Chevron A$50 billion project wins Australia approval



Australia approved Chevron Corp.’s A$50 billion ($42 billion) liquefied natural gas venture on a remote island, adding stricter conditions to quell environmental concerns about the nation’s biggest resources project.

The additional terms for the Gorgon project will enable it to proceed within a nature reserve “without unacceptable impacts,” Environment Minister Peter Garrett said in Canberra on Wednesday. Chevron has said the venture off the northwest shelf may produce its first LNG in 2014.

The decision clears one of the final obstacles to Chevron, Royal Dutch Shell Plc and Exxon Mobil Corp. building the venture on Barrow Island, 50 kilometers (32 miles) off the West Australian coast.
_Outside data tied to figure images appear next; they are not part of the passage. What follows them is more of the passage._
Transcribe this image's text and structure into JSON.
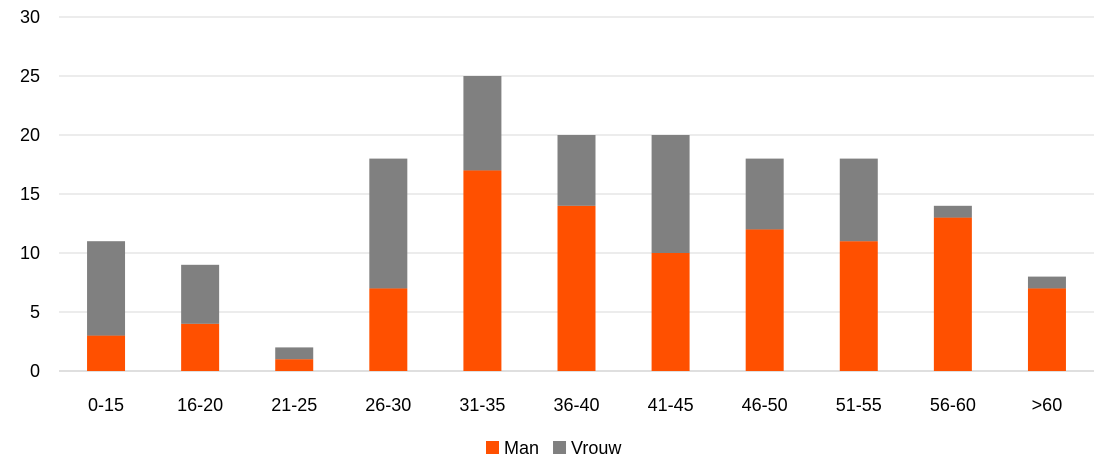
{
  "chart_data": {
    "type": "bar",
    "stacked": true,
    "categories": [
      "0-15",
      "16-20",
      "21-25",
      "26-30",
      "31-35",
      "36-40",
      "41-45",
      "46-50",
      "51-55",
      "56-60",
      ">60"
    ],
    "series": [
      {
        "name": "Man",
        "color": "#FF5000",
        "values": [
          3,
          4,
          1,
          7,
          17,
          14,
          10,
          12,
          11,
          13,
          7
        ]
      },
      {
        "name": "Vrouw",
        "color": "#808080",
        "values": [
          8,
          5,
          1,
          11,
          8,
          6,
          10,
          6,
          7,
          1,
          1
        ]
      }
    ],
    "title": "",
    "xlabel": "",
    "ylabel": "",
    "ylim": [
      0,
      30
    ],
    "yticks": [
      0,
      5,
      10,
      15,
      20,
      25,
      30
    ],
    "grid": true,
    "legend_position": "bottom"
  }
}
Gorgon has contracts to supply fuel to China, India and Japan and is among more than 12 LNG projects in the region competing for Asian buyers.

“Gorgon is big and going to fill the available hole” for LNG demand, said Peter Arden, a Melbourne-based analyst at Ord Minnett Ltd., an affiliate of JPMorgan Chase & Co. “There’s a case for some of the proposed projects that if they don’t move quickly then it may get congested and some might not make it.”

The Gorgon partners will make a development decision after they win production licenses from the Australian government and development approvals from the Western Australian state government, Nicole Hodgson, a Chevron spokeswoman, said on Wednesday.